Cela va bientôt faire un an que BP a perdu au bas mot une cinquantaine de milliards de dollars dans les eaux du Golfe du Mexique.
Alors que l’administration américaine a considérablement durci les conditions d’obtention de permis de forage sous-marins, la compagnie pétrolière britannique et l’ensemble de ses rivales ont accéléré leur stratégie au nord-est des Etats-Unis, ainsi qu’au Texas : les énergies non conventionnelles. Et parmi elles, au premier plan, le gaz de schiste.
Lors du dernier sommet mondial de l’Agence internationale de l’Energie, à Londres, au mois de novembre, son chef économiste Fatih Birol a rappelé l’importance majeure et absolument vitale de ce type d’énergie d’ici 2035. Selon les prévisions, “10% de la demande totale en pétrole et gaz sera satisfaite par les circuits non-conventionnels, dont le volume disponible représente plusieurs fois celui des ressources fossiles”. Seul défaut, majeur, il libère plus de CO2 (10 à 15% de plus).
C’est en partie pour cette raison que son exploitation effraie beaucoup en France, bien davantage qu’aux Etats-Unis, pionniers en la matière, où le gaz de schiste – qui est en fait du gaz emprisonné dans du schiste, roche sédimentaire la plus répandue sur la planète, d’apparence semblable à l’ardoise - représente 15 à 20% de la production totale.
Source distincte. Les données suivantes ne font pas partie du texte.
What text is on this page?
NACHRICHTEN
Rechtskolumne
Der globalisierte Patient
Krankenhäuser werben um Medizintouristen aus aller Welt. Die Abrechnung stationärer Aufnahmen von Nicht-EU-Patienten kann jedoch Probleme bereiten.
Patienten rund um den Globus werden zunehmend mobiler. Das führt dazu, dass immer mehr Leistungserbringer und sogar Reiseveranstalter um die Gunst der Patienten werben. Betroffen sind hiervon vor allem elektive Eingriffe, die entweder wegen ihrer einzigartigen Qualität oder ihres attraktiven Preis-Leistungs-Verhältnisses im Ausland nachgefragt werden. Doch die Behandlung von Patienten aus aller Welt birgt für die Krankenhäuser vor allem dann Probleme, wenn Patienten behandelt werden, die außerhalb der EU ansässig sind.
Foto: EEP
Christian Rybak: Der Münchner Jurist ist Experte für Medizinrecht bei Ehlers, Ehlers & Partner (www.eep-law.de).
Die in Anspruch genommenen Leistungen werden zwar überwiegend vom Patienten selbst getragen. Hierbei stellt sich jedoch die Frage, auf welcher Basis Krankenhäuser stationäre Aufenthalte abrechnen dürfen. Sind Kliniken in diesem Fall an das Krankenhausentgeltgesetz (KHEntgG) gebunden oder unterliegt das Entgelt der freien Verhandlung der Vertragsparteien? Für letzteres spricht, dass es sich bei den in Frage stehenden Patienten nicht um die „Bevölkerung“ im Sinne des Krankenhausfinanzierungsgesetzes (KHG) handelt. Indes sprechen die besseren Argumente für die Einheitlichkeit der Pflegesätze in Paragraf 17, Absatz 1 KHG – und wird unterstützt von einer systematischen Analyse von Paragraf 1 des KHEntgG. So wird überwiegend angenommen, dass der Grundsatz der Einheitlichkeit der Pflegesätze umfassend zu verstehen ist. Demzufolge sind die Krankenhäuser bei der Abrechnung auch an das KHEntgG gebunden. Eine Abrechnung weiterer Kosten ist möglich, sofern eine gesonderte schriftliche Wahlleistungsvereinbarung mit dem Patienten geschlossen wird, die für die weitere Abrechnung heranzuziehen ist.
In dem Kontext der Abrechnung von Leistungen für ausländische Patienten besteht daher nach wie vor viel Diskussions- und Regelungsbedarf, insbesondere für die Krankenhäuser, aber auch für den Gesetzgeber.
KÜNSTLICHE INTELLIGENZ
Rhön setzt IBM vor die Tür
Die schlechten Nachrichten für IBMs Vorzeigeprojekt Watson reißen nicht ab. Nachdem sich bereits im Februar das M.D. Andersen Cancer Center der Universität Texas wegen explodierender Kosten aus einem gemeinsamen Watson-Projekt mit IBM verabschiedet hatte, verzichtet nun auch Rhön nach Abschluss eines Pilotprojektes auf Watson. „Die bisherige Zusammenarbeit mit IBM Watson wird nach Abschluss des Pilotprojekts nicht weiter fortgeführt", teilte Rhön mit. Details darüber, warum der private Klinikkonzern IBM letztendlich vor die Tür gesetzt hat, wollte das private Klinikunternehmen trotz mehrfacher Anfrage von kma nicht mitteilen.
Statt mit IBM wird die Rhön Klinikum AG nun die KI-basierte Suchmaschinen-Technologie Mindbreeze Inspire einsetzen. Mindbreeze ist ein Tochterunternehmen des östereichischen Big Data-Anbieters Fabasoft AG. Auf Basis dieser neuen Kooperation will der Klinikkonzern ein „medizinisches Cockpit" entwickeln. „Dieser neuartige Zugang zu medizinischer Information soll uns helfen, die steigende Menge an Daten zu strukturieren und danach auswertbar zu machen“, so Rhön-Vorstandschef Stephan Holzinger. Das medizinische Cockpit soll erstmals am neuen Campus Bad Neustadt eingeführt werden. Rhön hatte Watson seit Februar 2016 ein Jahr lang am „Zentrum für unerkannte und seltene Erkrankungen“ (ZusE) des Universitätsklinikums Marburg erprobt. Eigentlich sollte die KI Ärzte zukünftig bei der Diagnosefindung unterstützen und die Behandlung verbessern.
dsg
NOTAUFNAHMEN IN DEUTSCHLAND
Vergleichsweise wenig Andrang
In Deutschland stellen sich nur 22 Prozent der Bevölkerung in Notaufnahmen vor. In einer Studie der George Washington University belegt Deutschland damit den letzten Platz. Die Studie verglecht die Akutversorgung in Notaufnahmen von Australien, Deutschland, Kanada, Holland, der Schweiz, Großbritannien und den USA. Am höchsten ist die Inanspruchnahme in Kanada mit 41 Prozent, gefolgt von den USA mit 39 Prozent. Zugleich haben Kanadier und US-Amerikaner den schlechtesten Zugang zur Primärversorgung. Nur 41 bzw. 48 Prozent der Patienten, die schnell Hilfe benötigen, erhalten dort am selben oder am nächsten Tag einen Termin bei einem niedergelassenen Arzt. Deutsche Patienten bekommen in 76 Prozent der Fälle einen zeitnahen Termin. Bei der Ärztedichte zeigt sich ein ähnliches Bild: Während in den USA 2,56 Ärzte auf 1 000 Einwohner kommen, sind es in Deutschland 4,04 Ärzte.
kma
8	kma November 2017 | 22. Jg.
Les consommateurs ont préféré considérer que la forte baisse des prix était un critère majeur d’adoption. De fait, les prix sont passés de 13,69 dollars par million d’unité thermique britannique (BTU, l’unité de calcul en vigueur) à 3 ou 4 dollars ces derniers mois. En France, les permis ont été suspendus par le gouvernement après que des associations écologistes aient alerté du danger pour les nappes phréatiques et les besoins en eau.
Total & co devront attendre, en sachant que les permis accordés dans l’Hérault, dans la Lozère, dans la Drôme ou dans l’Ardèche pourraient représenter à eux seuls l’équivalent de dix à vingt fois la consommation annuelle de gaz en France.
Au-delà des barrières juridiques et psychologiques, la France et l’ensemble de l’Europe (notamment en Pologne, en Suisse et au Royaume-Uni), souffre d’un déficit d’installations adaptées. Selon Oswald Clint, analyste chez Sanford Bernstein, “seules 74 tours de forage adaptées existent en Europe, contre une estimation de 1500 aux Etats-Unis, a-t-il expliqué lors de la dernière conférence sur les gaz non conventionnels, qui s’est tenue à Londres.
Pour l’instant, le volume de trading sur les différentes bourses (Nymex à New York ; NBP à Londres ; TTF à Amsterdam) rejoint celui des autres ressources naturelles. Le produit étant relativement récent, la taxation est basse, avec d’importantes variations de prix. L’Union européenne envisage d’ailleurs de créer un marché unique pour rationaliser le trading.
L’absence de fondamentaux sur les marchés pourrait créer des difficultés à court terme, comme cela vient de se passer en France - en amenant les autorités à réguler, ce qui pourrait nuire à des acquisitions de grande envergure.
Selon Kenneth Medlock, du Baker Institute, l’avènement du gaz de schiste pourrait provoquer des bouleversements géopolitiques majeurs : “L’application des mêmes technologies en Europe et en Asie qu’aux Etats-Unis devrait changer substantiellement la donne de l’offre de gaz de schiste. Et au lieu de voir une dépendance accrue en Russie et au Moyen-Orient, nous devrions assister à une spectaculaire redistribution des cartes. La force de Gazprom pourrait ainsi être sérieusement altérée dans les phases de négociation. Le gaz de schiste a provoqué un bouleversement du marché nord-américain du gaz naturel, aussi chaque acteur doit avoir un maximum d’attention sur les prochains développements.”
Les principales firmes pétrolières continuent d’augmenter leur exposition au gaz de schiste, malgré des conditions de marché actuellement défavorables. Les progrès technologiques ayant rendu l’exploitation possible, des milliards de dollars ont été dépensés ces toutes dernières années, sans discontinuer. Parmi les accords marquants de ces derniers mois, on peut relever l’achat par ExxonMobil de XTO Energy pour 41 milliards de dollars, ce qui a permis de créer le plus important producteur de gaz américain ; mais aussi la prise de participation de BP dans Chesapeake Energy pour 1,75 milliards de dollars, accord significatif puisque British Petroleum est engagé dans un vaste programme de revente d’actifs. Lequel a donc des exceptions.
L’une des zones principales d’exploration est celle de Marcellus Shale, au nord-est des Etats-Unis. Mais ce type de zones existe partout dans le monde, en Amérique du Sud, en Chine, en Inde, en Australie, en Allemagne, en Suède et en Pologne.